I guess the problem Cheap has, in taxes, as in life, is that he’s just too darn smart. That we should all be so cursed :P

6 Mr. Cheap

FB: That’s pretty scary!

Traciatim: Glad I could warn you off ;-)

telly & mike: One of you was *supposed* to say “don’t listen to the other one” then my head would have exploded. You missed your chance. I’ll have a look at “Essential Tax Facts”, thanks!

Gates: *blush*. I’m always convinced I don’t know something that I need to or I’m going to get myself in trouble.

The year after I started my sole-proprietorship I did my own taxes and was convinced I’d done something wrong. I lost my nerve, and went to a friends father (who was an accountant) and hired him to re-do them. He got the same amount TO THE PENNY that I did… Last year I hired an accountant, and found a few mistakes in what he’d done (small amounts, and in the goverment’s favour, so I let them go).

I guess after that I should follow telly (and your) advice and just have the confidence to do it myself.

7 WoolyWoman

Yes I have done my business taxes myself too and I also get scared (but am to cheap to pay an accountant so far). Isn’t funny how we doubt our financial knowledge when in fact when you read up on what you are doing you can be just as knowledgeable (if not more it sounds like). Too bad the course was such a bust, but I am glad you got most of your $$ back!

8 telly

I’m tempted to get an accountant to do my taxes for 2006 but oddly enough, I haven’t been able to find one that uses the article in the Canada-US Tax treaty that I used last year. It actually took A LOT of work and research but hopefully I’ll be better prepared next year (though I don’t have the greatest memory!)

Preparing your own taxes when you have a fairly difficult scenario is actually more important imo than for a simple salaried employee with some RRSPs. The savings could be much more substantial (they were for me). If I had a simple return, I’d probably pay the $60 just due to laziness. Having prepared my taxes last year, I did a much better job of planning throughout the year….stuff that accoutants do not include in their tax prep fees.

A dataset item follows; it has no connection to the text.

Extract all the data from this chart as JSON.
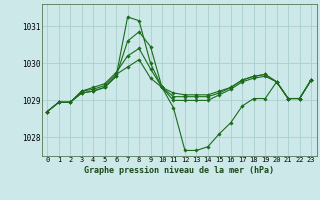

One thing I’ll need to learn more about this time around is whether an expense is considered an expense or capital expenditure. It seems there is a fine line sometimes…

BTW MC, it appears as though you might actually be able to use your LOC to pay the mortgage (principal & interest) on your rental property. At least that’s the feedback I’m getting over at the CB forums.

9 Mr. Cheap

Telly: Thanks for asking around for me! Are you sure your sister isn’t more like you? ;-)

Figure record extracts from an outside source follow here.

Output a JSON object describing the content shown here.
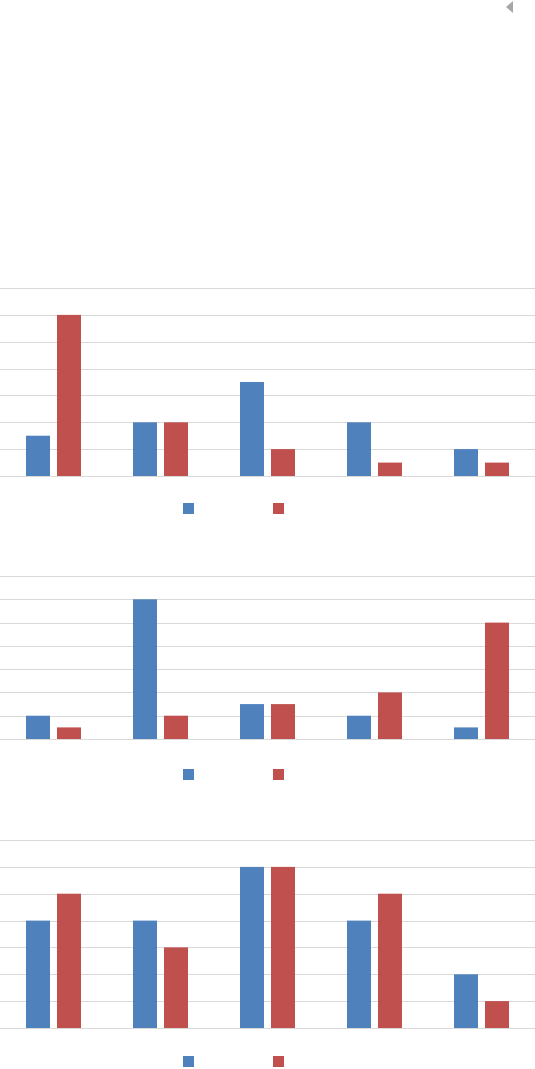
{
  "ui": {
    "collapse_arrow_icon": "caret-left-icon",
    "arrow_color": "#a6a6a6"
  },
  "colors": {
    "series_1": "#4f81bd",
    "series_2": "#c0504d",
    "gridline": "#d9d9d9"
  },
  "chart_data": [
    {
      "type": "bar",
      "categories": [
        "",
        "",
        "",
        "",
        ""
      ],
      "ylim": [
        0,
        7
      ],
      "grid": true,
      "legend": "bottom",
      "series": [
        {
          "values": [
            1.5,
            2,
            3.5,
            2,
            1
          ]
        },
        {
          "values": [
            6,
            2,
            1,
            0.5,
            0.5
          ]
        }
      ]
    },
    {
      "type": "bar",
      "categories": [
        "",
        "",
        "",
        "",
        ""
      ],
      "ylim": [
        0,
        7
      ],
      "grid": true,
      "legend": "bottom",
      "series": [
        {
          "values": [
            1,
            6,
            1.5,
            1,
            0.5
          ]
        },
        {
          "values": [
            0.5,
            1,
            1.5,
            2,
            5
          ]
        }
      ]
    },
    {
      "type": "bar",
      "categories": [
        "",
        "",
        "",
        "",
        ""
      ],
      "ylim": [
        0,
        7
      ],
      "grid": true,
      "legend": "bottom",
      "series": [
        {
          "values": [
            4,
            4,
            6,
            4,
            2
          ]
        },
        {
          "values": [
            5,
            3,
            6,
            5,
            1
          ]
        }
      ]
    }
  ]
}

I actually called revenue canada and asked them whether an external hard drive was an expense or a capital expenditure (and if it was a capital expenditure, which category it fit under). The guy sounded confused, put me on hold for 5 minutes, and came back and told me it was a capital expenditure and were to put it.

If in doubt, you can always make a free call to revenue canada (and I’m sure once they’ve made a few rulings for you, you’ll get the idea, or you could call them with a list of deductions and ask them were each would fit)…

10 Dan

Thanks for the post. I’ve seen the class on a few resumes and thought maybe I should take it since I have the time. But after reading your review and a few others, I know I would be beating my head against the desk in the first hour.

11 Peter Sullivan

I did attend the course, and actually found it useful for my own purposes. I did work for the Block for a while, I now do tax returns voluntarily for a Seniors Outreach Service. For personal taxes buy U-File or Quicktax or any of the other readily available software packages, they are idiot proof, honestly! and a lot cheaper.

12 Peter Sullivan

I have just read a comment above by “Telly” re his advice to read any Evelyn Jacks books, good advice, I have her 30 minute tax solution and found it invaluable. It is out of print now, but essential tax facts is probably as good, if not better.

13 Marie

This program focuses on teaching you how to do income tax returns and although they promote self understanding of the process of income tax returns it is actually to the benefit of the company for those who score highest or show the greatest ability often have the opportunity to work at H&R Block during the busy tax months. It is a way to make money and employ low wage workers.